Quarto “detto”: Ogni albero si conosce dal suo frutto. Questo “detto” è un richiamo al personale impegno a collaborare con la grazia divina: «Il frutto dimostra come è coltivato l’albero». Per produrre e gustare frutti saporosi di carità e camminare con gli altri su vie di giustizia e di bontà è, dunque, necessario lavorare per educare e formare la mente e il cuore, dedicare tempo alla riflessione e alla preghiera, esercitarsi nella pazienza e nella prudenza, nella temperanza e nella fortezza, nella giustizia e nell’onesta, essere sempre attenti a discernere e a fare la volontà del Padre, costi quel che costi, convinti che Dio, e noi con Lui, vuole sempre e per tutti salvezza integrale. Chi è da Dio – dice Giovanni – non commette peccato», i due “detti” seguenti ribadiscono lo stesso concetto: L’uomo buono trae fuori il bene dal buon tesoro del suo cuore; l’uomo cattivo trae il male dal suo cattivo tesoro. Gesù ritiene che c’è un tesoro che può essere anche cattivo, ed è il cuore dell’uomo.

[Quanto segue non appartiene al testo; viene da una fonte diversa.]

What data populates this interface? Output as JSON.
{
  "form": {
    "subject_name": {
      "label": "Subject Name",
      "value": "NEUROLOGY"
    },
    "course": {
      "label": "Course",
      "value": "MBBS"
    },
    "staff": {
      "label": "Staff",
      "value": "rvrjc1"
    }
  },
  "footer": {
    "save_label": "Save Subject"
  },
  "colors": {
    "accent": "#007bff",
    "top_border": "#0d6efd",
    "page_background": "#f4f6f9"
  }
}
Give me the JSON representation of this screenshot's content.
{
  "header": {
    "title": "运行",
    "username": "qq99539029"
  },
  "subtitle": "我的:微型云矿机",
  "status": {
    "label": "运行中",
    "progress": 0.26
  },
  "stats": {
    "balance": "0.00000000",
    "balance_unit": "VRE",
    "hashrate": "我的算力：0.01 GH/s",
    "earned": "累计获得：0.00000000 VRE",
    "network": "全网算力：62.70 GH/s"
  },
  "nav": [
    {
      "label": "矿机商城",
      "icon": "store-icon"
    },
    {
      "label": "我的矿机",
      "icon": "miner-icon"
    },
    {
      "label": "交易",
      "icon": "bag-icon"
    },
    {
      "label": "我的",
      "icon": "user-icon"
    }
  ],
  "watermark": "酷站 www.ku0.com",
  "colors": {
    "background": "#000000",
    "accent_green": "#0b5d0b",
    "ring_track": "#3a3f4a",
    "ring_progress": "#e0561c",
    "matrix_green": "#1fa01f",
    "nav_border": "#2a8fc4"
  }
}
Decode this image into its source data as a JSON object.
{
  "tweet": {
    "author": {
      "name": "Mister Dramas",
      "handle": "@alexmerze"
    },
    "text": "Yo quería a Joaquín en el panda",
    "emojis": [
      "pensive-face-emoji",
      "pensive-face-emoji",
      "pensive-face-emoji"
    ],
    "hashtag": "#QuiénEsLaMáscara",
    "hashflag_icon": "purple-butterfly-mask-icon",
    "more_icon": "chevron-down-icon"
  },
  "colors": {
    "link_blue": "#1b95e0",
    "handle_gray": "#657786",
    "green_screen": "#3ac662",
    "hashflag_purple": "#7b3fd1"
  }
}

Gesù – che conosce l’uomo e «sa che cosa c’è dentro di lui» (Gv 2,25) – attribuisce il cuore buono all’uomo buono, il cuore cattivo all’uomo cattivo, perché il cuore è l’uomo. Non è possibile il contrario. E Gesù). Tant’è – come si dice nel sesto “detto” la bocca parla dalla pienezza del cuore. L’uomo buono e l’uomo cattivo non estraggono «cose» dal tesoro del cuore, ma pensieri e parole, che sono buone o cattive. È necessario avere il cuore pieno di bontà, se vogliamo comunicare bontà ed essere «perfetti come è perfetto il Padre vostro che è nei cieli».